Skillpulse: Your AI Skills Are Flying Blind Without Telemetry
A PostToolUse hook that logs every skill activation to local JSONL. No existing tool tracks whether the model actually follows a skill's instructions.
You install 16 skills. You see them fire. But here’s the question nobody asks: did the model actually follow them?
I reviewed every telemetry tool in the Claude Code ecosystem — built-in OTel, claude_telemetry, claude-code-otel, even the skills.sh platform metrics. None of them track skill adherence. They tell you a skill was loaded, but not whether the model executed its instructions.
So I built skillpulse.
The gap
Claude Code’s built-in OpenTelemetry (via CLAUDE_CODE_ENABLE_TELEMETRY=1) captures general metrics: session duration, tokens, cost, tool calls. With OTEL_LOG_TOOL_DETAILS=1, it even records skill_name in tool result events. But that’s a load signal, not a follow signal.

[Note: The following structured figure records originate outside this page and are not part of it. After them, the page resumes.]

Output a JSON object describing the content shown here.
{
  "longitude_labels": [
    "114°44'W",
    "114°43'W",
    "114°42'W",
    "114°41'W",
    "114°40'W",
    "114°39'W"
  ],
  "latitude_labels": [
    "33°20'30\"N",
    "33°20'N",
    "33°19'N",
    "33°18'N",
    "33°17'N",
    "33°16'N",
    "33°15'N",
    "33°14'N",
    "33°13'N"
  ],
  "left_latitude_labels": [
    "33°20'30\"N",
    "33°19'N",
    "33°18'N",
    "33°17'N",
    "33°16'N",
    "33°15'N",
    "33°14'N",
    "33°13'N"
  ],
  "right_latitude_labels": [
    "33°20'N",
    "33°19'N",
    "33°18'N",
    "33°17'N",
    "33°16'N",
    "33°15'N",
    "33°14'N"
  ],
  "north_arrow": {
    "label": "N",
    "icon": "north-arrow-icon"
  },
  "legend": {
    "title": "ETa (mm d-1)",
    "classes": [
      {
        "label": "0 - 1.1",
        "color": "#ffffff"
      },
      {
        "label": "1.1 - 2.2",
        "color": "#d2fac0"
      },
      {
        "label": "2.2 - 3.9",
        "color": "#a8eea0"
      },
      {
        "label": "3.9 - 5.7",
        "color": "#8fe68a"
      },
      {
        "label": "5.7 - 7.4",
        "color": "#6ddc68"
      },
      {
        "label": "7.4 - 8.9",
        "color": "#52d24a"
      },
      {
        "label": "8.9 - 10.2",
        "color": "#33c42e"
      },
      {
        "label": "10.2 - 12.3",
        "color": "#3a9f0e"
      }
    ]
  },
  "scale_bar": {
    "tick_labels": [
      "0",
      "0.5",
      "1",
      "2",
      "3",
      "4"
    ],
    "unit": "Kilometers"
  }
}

The difference matters. A skill can load successfully and be completely ignored by the model. Without tracking adherence, you’re optimizing in the dark.
| Tool | Tracks loading | Tracks following |
|---|---|---|
| Built-in OTel | Yes | No |
| claude_telemetry | No | No |
| claude-code-otel | No | No |
| skills.sh | Install count only | No |
| skillpulse | Yes | Yes (planned) |
How it works
Skillpulse is a PostToolUse hook that fires on every Skill tool call. It writes one JSONL line per activation:
{
"skill_id": "signum:signum",
"timestamp": "2026-03-11T08:48:18Z",
"session_id": "20260311_114818_93074",
"loaded": true,
"followed": null,
"plugin_name": "skillpulse"
}
The implementation is 60 lines of bash. Some design choices:
2-second watchdog. PostToolUse hooks run synchronously — a hung hook blocks the entire session. Skillpulse spawns a self-kill watchdog that sends SIGKILL after 2 seconds. In practice, the hook finishes in <50ms.
Skill-only filter. PostToolUse fires for every tool call — Read, Write, Bash, everything. Skillpulse checks tool_name == "Skill" and exits immediately for anything else. Zero overhead on non-skill calls.
Append-only JSONL. No database, no rotation, no config. One file at ~/.local/share/emporium/activation.jsonl. Survives crashes, easy to inspect, trivial to back up.
What I learned from 4 entries
Yes, four. Skillpulse was created on March 4th and then… not installed. Classic. I fixed that today.
But even 4 entries told me something useful:
Skill Acts Sess Load% Age
-----------------------------------------------------
herald:news-digest 2 2 100% 7d
arbiter 1 1 100% 7d
signum:signum 1 1 100% 7d
Three skills account for all activations. I have 16 installed. That’s an 81% dormancy rate. Most of my skills are dead weight consuming context tokens.
The aggregator
A 90-line Python script reads the JSONL and produces per-skill stats:
python3 scripts/aggregate.py # table output
python3 scripts/aggregate.py --json # for pipelines
No dependencies. Reads timestamps, groups by skill_id, computes frequency, unique sessions, loaded rate, and days since last activation.
Where this is going
Skillpulse is Phase 1 of a larger pipeline I’m calling EvoSkill — skills that improve themselves based on usage data.
The pipeline:
skillpulse (log)
|
aggregator (stats)
|
bench (test against tasks)
|
evolver (propose improvements)
The followed field is currently null — it needs tool-pattern fingerprinting to determine if the model executed a skill’s expected behavior. That’s the hard part, and I’m deliberately deferring it until I have enough activation data to validate the approach.
Some things I’m explicitly skipping at my current scale (<20 sessions/week, 16 skills):
- Hotelling T-squared drift detection — need 50+ trajectories per skill
- Bayesian calibration — need labeled outcome data
- Hierarchical routing — relevant at 50+ skills
- Automated gates — human review is my gate for now
The research backing this is in EvoSkill, AutoSkill, and the ASI drift framework.
Try it
claude mcp add-json skillpulse '{"source": {"source": "url", "url": "https://github.com/heurema/skillpulse.git"}}'
Source: github.com/heurema/skillpulse
All data stays local. MIT licensed. Zero dependencies beyond bash and jq.